FIG. 9 shows an example of the connecting portion of each unit floating block 12. A flange 15 is provided on the periphery of each unit floating block 12, and the flanges 15 are overlapped and connected through an airtight packing. They are connected using a bolt fastening method. Reference numeral 16 denotes a cover plate provided on the upper surface, which seals the upper surface of the joint of each unit floating block.

In this embodiment, as described above, the individual unit floating blocks 12 are connected by bolt fastening, but the connection method is not limited to this method. It is also possible to use a welding method or the like.

The assembly method of the present invention has the following advantages since the floating roof is assembled by the procedure described above.

First, because the floating roof is divided into several parts using the block construction method, assembly work can be done rationally and efficiently.

Second, since each divided block is connected and assembled on the liquid surface, the work is easy, unlike a simple block construction method.

That is, in the case of an underground tank like the embodiment, according to the conventional construction method, the floating roof member must be suspended up to the top of the tank bottom plate. Normal capacity is 100,000Kl
In the case of a large tank such as this one, the depth of the tank is more than 20 meters, so the work of hoisting the parts is a huge undertaking.

In this respect, in the method of the present invention, since the work is performed on the surface of the liquid in the tank, it is much easier to assemble the entire tank as well as to suspend it.

Thirdly, in the process of bringing in and connecting each unit floating block, the parts that have already been connected are rotated on the liquid surface, so the loading position of the next block is fixed, that is, the working position is limited. The overall work is efficient.

In particular, since the turning movement is performed above the liquid surface, it can be easily performed without requiring excessive effort.

Fourthly, at the same time that the work place is limited to a certain level,
Since the assembled part is rotated and moved toward the center of the tank, the floating roof itself is automatically set at the center of the tank body at the time of final work.

Therefore, as explained at the beginning, compared to the method of setting up a special assembly yard and moving the assembled floating roof from there into the tank, the entire assembly work can be carried out more rationally. This will also greatly contribute to reducing construction costs.
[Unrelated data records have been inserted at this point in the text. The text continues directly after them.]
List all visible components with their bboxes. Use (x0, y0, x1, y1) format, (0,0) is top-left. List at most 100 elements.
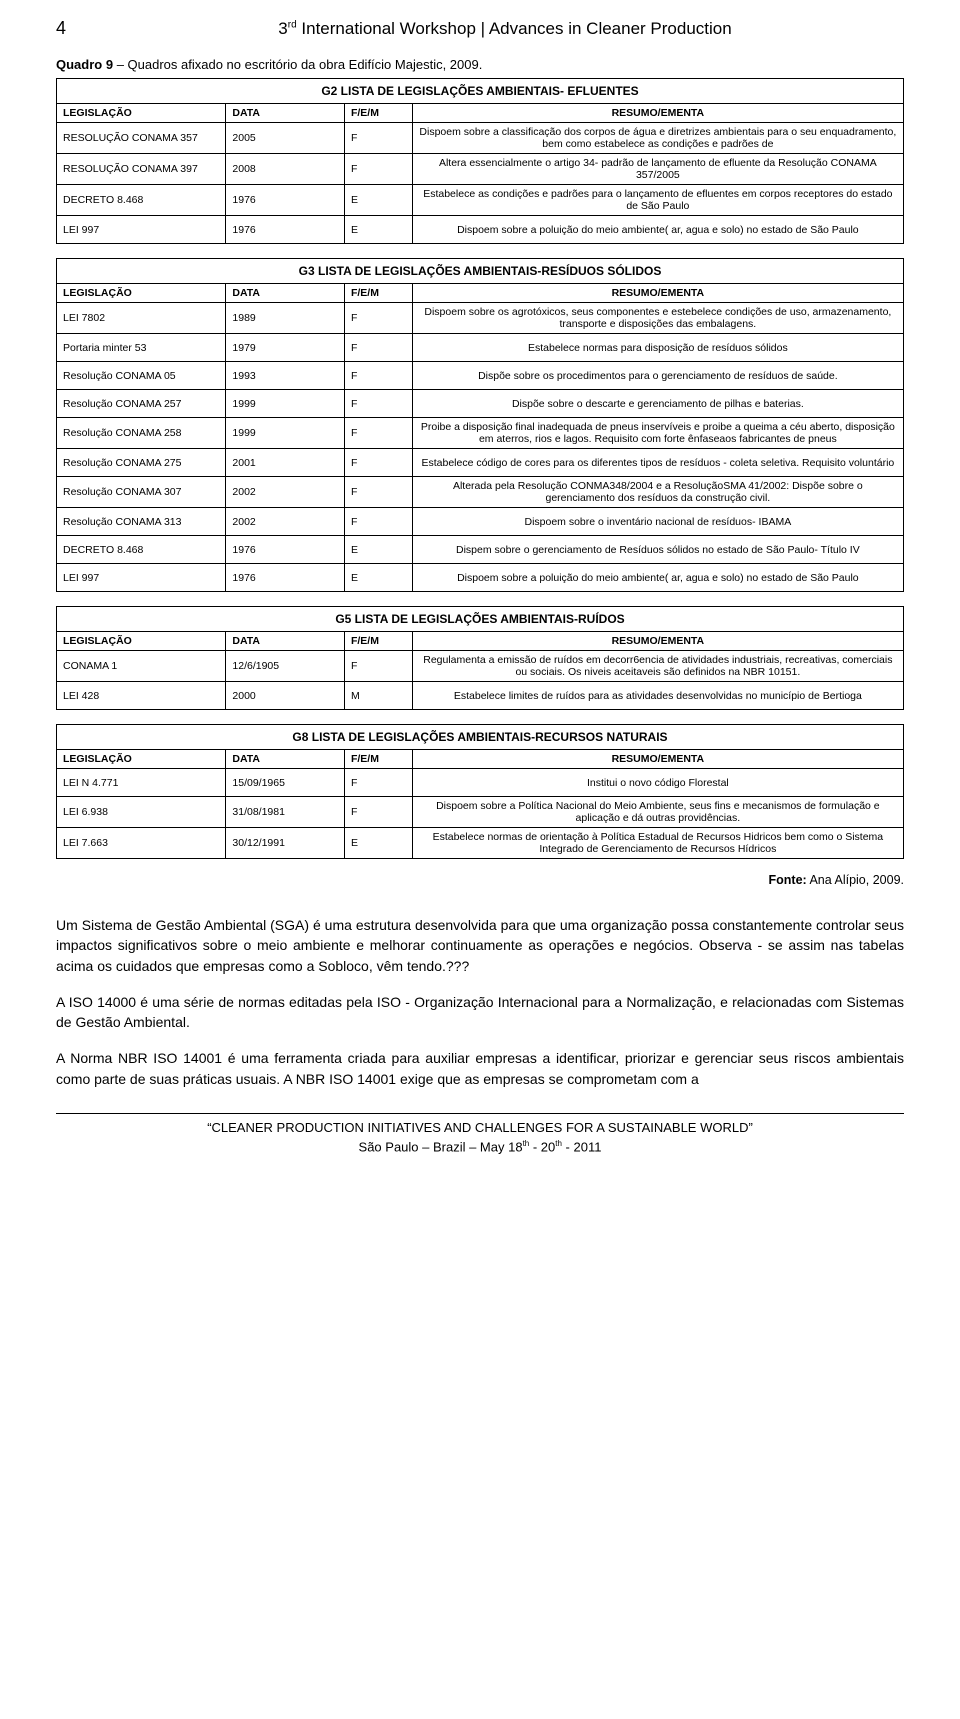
cell: RESOLUÇÃO CONAMA 397 (57, 154, 226, 185)
cell: Proibe a disposição final inadequada de … (412, 418, 903, 449)
footer-line1: “CLEANER PRODUCTION INITIATIVES AND CHAL… (56, 1120, 904, 1135)
cell: 2000 (226, 682, 345, 710)
table-row: LEI 6.93831/08/1981FDispoem sobre a Polí… (57, 797, 904, 828)
cell: F (344, 334, 412, 362)
cell: CONAMA 1 (57, 651, 226, 682)
cell: 2008 (226, 154, 345, 185)
cell: Estabelece código de cores para os difer… (412, 449, 903, 477)
body-paragraph: A Norma NBR ISO 14001 é uma ferramenta c… (56, 1048, 904, 1089)
cell: 1976 (226, 536, 345, 564)
cell: LEI N 4.771 (57, 769, 226, 797)
body-paragraph: Um Sistema de Gestão Ambiental (SGA) é u… (56, 915, 904, 976)
cell: E (344, 564, 412, 592)
cell: Resolução CONAMA 258 (57, 418, 226, 449)
cell: F (344, 651, 412, 682)
legislation-table: G8 LISTA DE LEGISLAÇÕES AMBIENTAIS-RECUR… (56, 724, 904, 859)
table-row: Portaria minter 531979FEstabelece normas… (57, 334, 904, 362)
table-title: G8 LISTA DE LEGISLAÇÕES AMBIENTAIS-RECUR… (57, 725, 904, 750)
col-header: F/E/M (344, 104, 412, 123)
table-row: Resolução CONAMA 051993FDispõe sobre os … (57, 362, 904, 390)
table-row: Resolução CONAMA 2571999FDispõe sobre o … (57, 390, 904, 418)
cell: M (344, 682, 412, 710)
cell: Dispoem sobre o inventário nacional de r… (412, 508, 903, 536)
cell: Dispõe sobre o descarte e gerenciamento … (412, 390, 903, 418)
cell: E (344, 536, 412, 564)
col-header: RESUMO/EMENTA (412, 104, 903, 123)
col-header: F/E/M (344, 750, 412, 769)
col-header: LEGISLAÇÃO (57, 750, 226, 769)
cell: F (344, 769, 412, 797)
cell: 2002 (226, 508, 345, 536)
cell: Estabelece normas de orientação à Políti… (412, 828, 903, 859)
table-row: LEI 9971976EDispoem sobre a poluição do … (57, 216, 904, 244)
cell: LEI 428 (57, 682, 226, 710)
cell: F (344, 797, 412, 828)
col-header: RESUMO/EMENTA (412, 284, 903, 303)
page-footer: “CLEANER PRODUCTION INITIATIVES AND CHAL… (56, 1113, 904, 1154)
body-paragraph: A ISO 14000 é uma série de normas editad… (56, 992, 904, 1033)
table-row: LEI 4282000MEstabelece limites de ruídos… (57, 682, 904, 710)
table-row: LEI 78021989FDispoem sobre os agrotóxico… (57, 303, 904, 334)
cell: Resolução CONAMA 313 (57, 508, 226, 536)
cell: Dispoem sobre a Política Nacional do Mei… (412, 797, 903, 828)
table-row: RESOLUÇÃO CONAMA 3972008FAltera essencia… (57, 154, 904, 185)
col-header: DATA (226, 284, 345, 303)
page-number: 4 (56, 18, 66, 39)
cell: F (344, 303, 412, 334)
legislation-table: G5 LISTA DE LEGISLAÇÕES AMBIENTAIS-RUÍDO… (56, 606, 904, 710)
cell: 1999 (226, 418, 345, 449)
table-row: DECRETO 8.4681976EDispem sobre o gerenci… (57, 536, 904, 564)
body-paragraphs: Um Sistema de Gestão Ambiental (SGA) é u… (56, 915, 904, 1089)
quadro-caption: Quadro 9 – Quadros afixado no escritório… (56, 57, 904, 72)
cell: DECRETO 8.468 (57, 536, 226, 564)
cell: Resolução CONAMA 257 (57, 390, 226, 418)
col-header: DATA (226, 104, 345, 123)
cell: 12/6/1905 (226, 651, 345, 682)
col-header: LEGISLAÇÃO (57, 284, 226, 303)
cell: 2005 (226, 123, 345, 154)
cell: 1989 (226, 303, 345, 334)
cell: 31/08/1981 (226, 797, 345, 828)
table-row: Resolução CONAMA 2752001FEstabelece códi… (57, 449, 904, 477)
cell: 15/09/1965 (226, 769, 345, 797)
cell: Dispoem sobre a poluição do meio ambient… (412, 564, 903, 592)
quadro-caption-rest: – Quadros afixado no escritório da obra … (113, 57, 482, 72)
cell: LEI 997 (57, 564, 226, 592)
table-row: DECRETO 8.4681976EEstabelece as condiçõe… (57, 185, 904, 216)
fonte-text: Ana Alípio, 2009. (807, 873, 904, 887)
cell: F (344, 477, 412, 508)
cell: 1993 (226, 362, 345, 390)
cell: 1979 (226, 334, 345, 362)
table-row: LEI N 4.77115/09/1965FInstitui o novo có… (57, 769, 904, 797)
cell: F (344, 362, 412, 390)
col-header: F/E/M (344, 284, 412, 303)
cell: F (344, 449, 412, 477)
cell: E (344, 216, 412, 244)
legislation-table: G2 LISTA DE LEGISLAÇÕES AMBIENTAIS- EFLU… (56, 78, 904, 244)
cell: Alterada pela Resolução CONMA348/2004 e … (412, 477, 903, 508)
col-header: RESUMO/EMENTA (412, 632, 903, 651)
cell: F (344, 418, 412, 449)
cell: Dispem sobre o gerenciamento de Resíduos… (412, 536, 903, 564)
cell: F (344, 508, 412, 536)
cell: Dispoem sobre a poluição do meio ambient… (412, 216, 903, 244)
cell: 30/12/1991 (226, 828, 345, 859)
table-row: Resolução CONAMA 3132002FDispoem sobre o… (57, 508, 904, 536)
table-row: RESOLUÇÃO CONAMA 3572005FDispoem sobre a… (57, 123, 904, 154)
cell: Institui o novo código Florestal (412, 769, 903, 797)
col-header: F/E/M (344, 632, 412, 651)
cell: Portaria minter 53 (57, 334, 226, 362)
table-row: Resolução CONAMA 3072002FAlterada pela R… (57, 477, 904, 508)
header-title: 3rd International Workshop | Advances in… (106, 19, 904, 39)
cell: E (344, 185, 412, 216)
cell: Resolução CONAMA 307 (57, 477, 226, 508)
cell: Dispõe sobre os procedimentos para o ger… (412, 362, 903, 390)
cell: LEI 997 (57, 216, 226, 244)
cell: F (344, 123, 412, 154)
table-title: G2 LISTA DE LEGISLAÇÕES AMBIENTAIS- EFLU… (57, 79, 904, 104)
cell: 1999 (226, 390, 345, 418)
table-row: LEI 9971976EDispoem sobre a poluição do … (57, 564, 904, 592)
quadro-caption-bold: Quadro 9 (56, 57, 113, 72)
cell: F (344, 154, 412, 185)
table-title: G3 LISTA DE LEGISLAÇÕES AMBIENTAIS-RESÍD… (57, 259, 904, 284)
As described above, this assembly method is superior to conventional assembly methods in terms of work efficiency, safety, and economy, and is extremely suitable as a floating roof assembly method for large tanks.

[Brief explanation of the drawing]

FIG. 1 is a vertical cross-sectional view showing an example of a conventional assembly method;
Figure 2 is a longitudinal cross-sectional view of an underground tank with a floating roof to which this assembly method is applied, Figure 3 is a plan view of the floating roof, and Figure 4 is a crane for transporting each floating block in this assembly method. 5th side view showing the arrangement of
The figure is a plan view, FIGS. 6 and 7 are plan views showing the assembly process of each floating block, FIG. 8 is a side view of FIG. 7, and FIG. 9 is an example of the connection structure of each floating block. FIG. 1...Tank body, 2...Yard, 11...Center floating block, 12...Unit floating block, 13...Winch, 14...Wire, 15
...Flange, R...Floating roof, T...Tank peripheral wall, S...Floating roof sealing device, C...Crane.

Claims (1)

[Claims] 1 Fill the tank body with water, float a circular center floating block corresponding to the center of the floating roof on the liquid level, and place an appropriate number of segment-shaped unit floating blocks around the center floating block. The center floating block is connected to a concentric ring body, and the center floating block and an appropriate number of concentric unit floating blocks connected to the ring body are connected to each other to form a floating roof of the required diameter on the liquid level in the tank. A method for assembling a floating roof in a large floating roof tank, characterized in that the floating roof is assembled at the top of the tank.